Miedź - Bogdanka LIVE! Legniczanie wracają na zaplecze Ekstraklasy

Daniel Harasim
Kibice Miedzi po pięciu latach przerwy ponownie mogą cieszyć się grą swoich ulubieńców na zapleczu Ekstraklasy
Kibice Miedzi po pięciu latach przerwy ponownie mogą cieszyć się grą swoich ulubieńców na zapleczu Ekstraklasy Piotr Krzyżanowski/Gazeta Wrocławska
Już w sobotę o godzinie 17.00 nastąpi chwila, której wyczekiwali wszyscy piłkarscy kibice sympatyzujący z klubami grającymi na zapleczu polskiej Ekstraklasy. To właśnie w jutrzejsze popołudnie zawodnicy beniaminka, Miedzi Legnica oraz GKS-u Bogdanka swoim występem zainaugurują pierwszoligowe boje o awans do najwyższej klasy rozgrywkowej. Relacja NA ŻYWO w Ekstraklasa.net!
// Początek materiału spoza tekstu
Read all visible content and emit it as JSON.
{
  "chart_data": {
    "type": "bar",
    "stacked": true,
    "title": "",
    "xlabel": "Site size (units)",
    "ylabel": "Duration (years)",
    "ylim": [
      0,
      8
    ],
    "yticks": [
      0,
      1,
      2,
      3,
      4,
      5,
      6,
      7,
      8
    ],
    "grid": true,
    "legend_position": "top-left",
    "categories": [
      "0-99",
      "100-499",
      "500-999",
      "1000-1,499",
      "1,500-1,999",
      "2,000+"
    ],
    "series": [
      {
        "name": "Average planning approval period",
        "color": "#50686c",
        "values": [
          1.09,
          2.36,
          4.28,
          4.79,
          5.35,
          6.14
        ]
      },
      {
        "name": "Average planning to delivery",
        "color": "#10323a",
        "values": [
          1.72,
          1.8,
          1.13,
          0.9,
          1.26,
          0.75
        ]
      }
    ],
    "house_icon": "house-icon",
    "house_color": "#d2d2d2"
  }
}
Miedź Legnica - GKS Bogdanka LIVE! - relacja NA ŻYWO od 17 w Ekstraklasa.net!

Po raz ostatni piłkarze obu zespołów skrzyżowali miecze podczas przerwy zimowej sezonu 2007/2008, kiedy to spotkanie kontrolne na zgrupowaniu w Dzierżonowie skończyło się wynikiem 4:0 dla łęcznian. Co ciekawe, w kadrach obydwu drużyn do dziś pozostało jedynie czterech zawodników występujących w rzeczonym sparingu. Po stronie GKS-u są to Dawid Sołdecki, Krystian Michalak oraz niezniszczalny Veljko Nikitović, po stronie Miedzi zaś jako jedyny ostał się Marcin Garuch.
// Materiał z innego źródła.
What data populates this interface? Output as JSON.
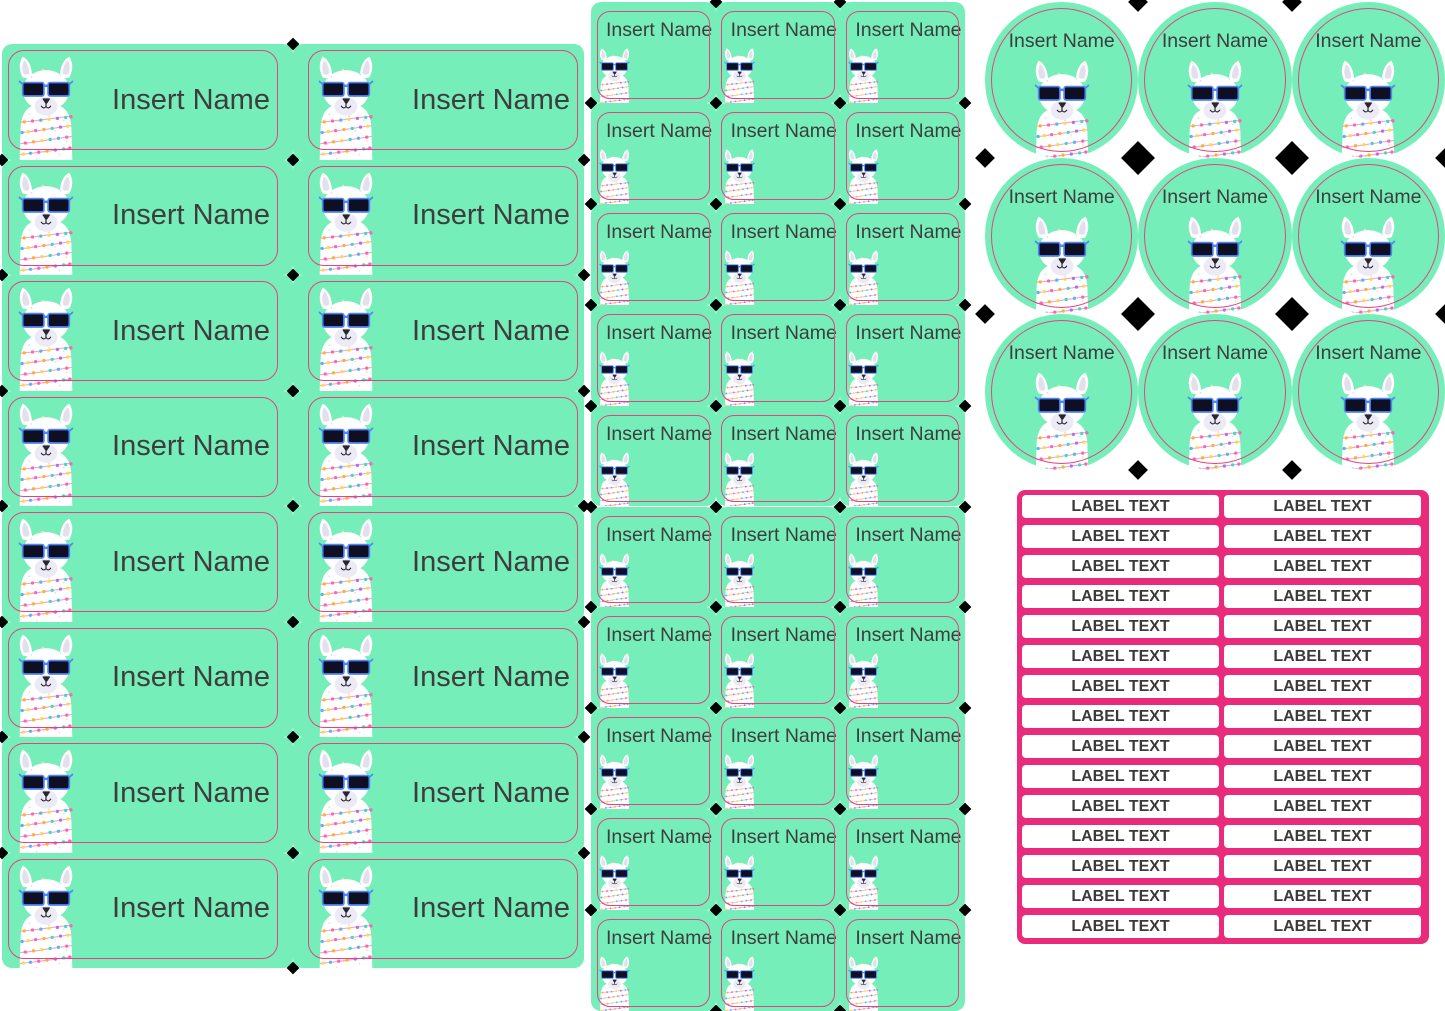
{
  "product": "name-label-sticker-sheet",
  "sections": {
    "large_labels": {
      "rows": 8,
      "cols": 2,
      "text": "Insert Name"
    },
    "small_labels": {
      "rows": 10,
      "cols": 3,
      "text": "Insert Name"
    },
    "round_labels": {
      "rows": 3,
      "cols": 3,
      "text": "Insert Name"
    },
    "slim_labels": {
      "rows": 15,
      "cols": 2,
      "text": "LABEL TEXT"
    }
  },
  "icons": {
    "llama": "llama-with-sunglasses-and-string-lights"
  },
  "colors": {
    "mint": "#76eeb9",
    "label_border_pink": "#e0457f",
    "slim_sheet_pink": "#ea2a7b",
    "text_dark": "#3d3d3d",
    "slim_text": "#3a3a3a",
    "cut_mark": "#000000",
    "glasses_blue": "#4f86f7"
  }
}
Ze swoimi starymi kolegami z Łęcznej po meczu pogawędzić będzie mogło kilku obecnych piłkarzy Miedzianki. Czasy Ekstraklasy nad Wieprzem pamiętają Jakub Grzegorzewski oraz Andrzej Bledzewski, Mariusz Zasada zaś koszulkę w zielono-czarnych barwach przywdziewał w sezonie 2010/2011.
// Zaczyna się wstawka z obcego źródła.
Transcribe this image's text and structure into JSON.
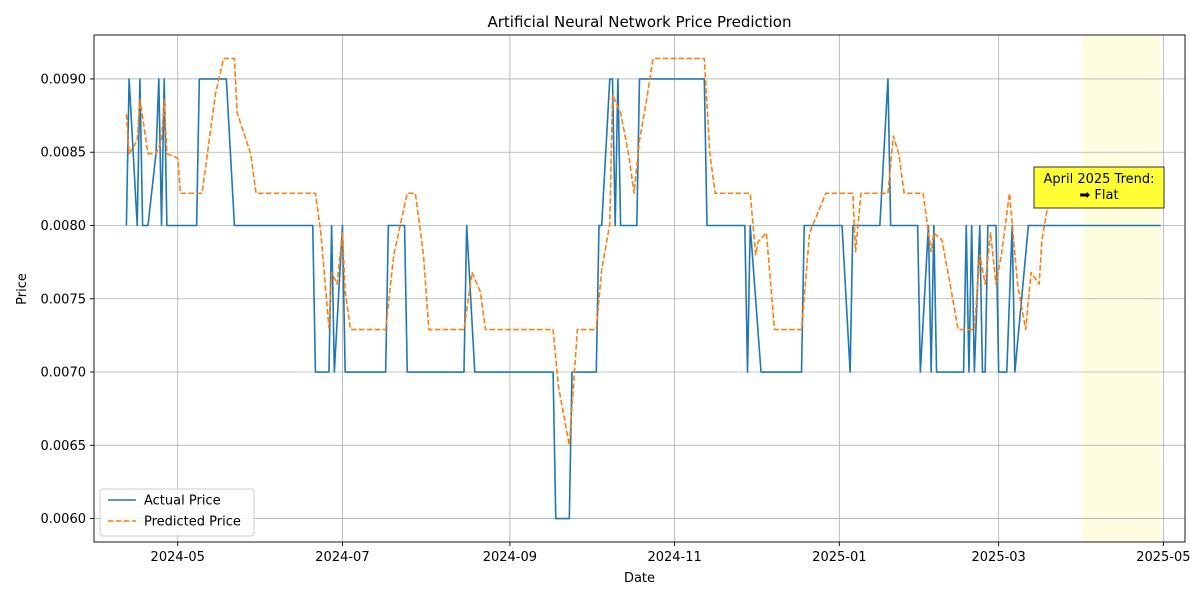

Po zakończeniu ubiegłego sezonu w Łęcznej i Legnicy panowały kompletnie różne nastroje. Miedź po genialnym sezonie wywalczyła awans z pierwszego miejsca grupy zachodniej 2. ligi. Na Lubelszczyźnie zaś przeważało przede wszystkim rozgoryczenie oraz smutek, po tym jak kolejny raz piłkarze Bogdanki mając w zasięgu ręki awans do Ekstraklasy na finiszu rozgrywek zaprzepaścili wymarzoną promocję, gubiąc punkty z niżej notowanymi rywalami.

W innej atmosferze zawodnicy obu klubów przepracowywali też okres przygotowawczy. Bogdankę po sezonie opuściło kilka wartościowych elementów drużyny. Jednocześnie mocno zwlekano z próbami zapełnienia powstałych luk. Odeszło aż pięciu piłkarzy regularnie zaczynających mecze od pierwszej minuty, w tym dwaj najlepsi strzelcy - Wojciech Łuczak i Nildo. Zapowiadano przybycie piłkarzy z wyrobionymi nazwiskami, trener Rzepka mówił, że interesują go tylko wzmocnienia. Ostatecznie, poza Sebastianem Szałachowskim, GKS zasilili zawodnicy głównie młodzi i ambitni, bez doświadczenia w wyższych klasach rozgrywkowych. Czy rzeczywiście są to zbrojenia na miarę walki o Ekstraklasę? Odpowiedź przyniesie weryfikacja poprzez ligowe występy.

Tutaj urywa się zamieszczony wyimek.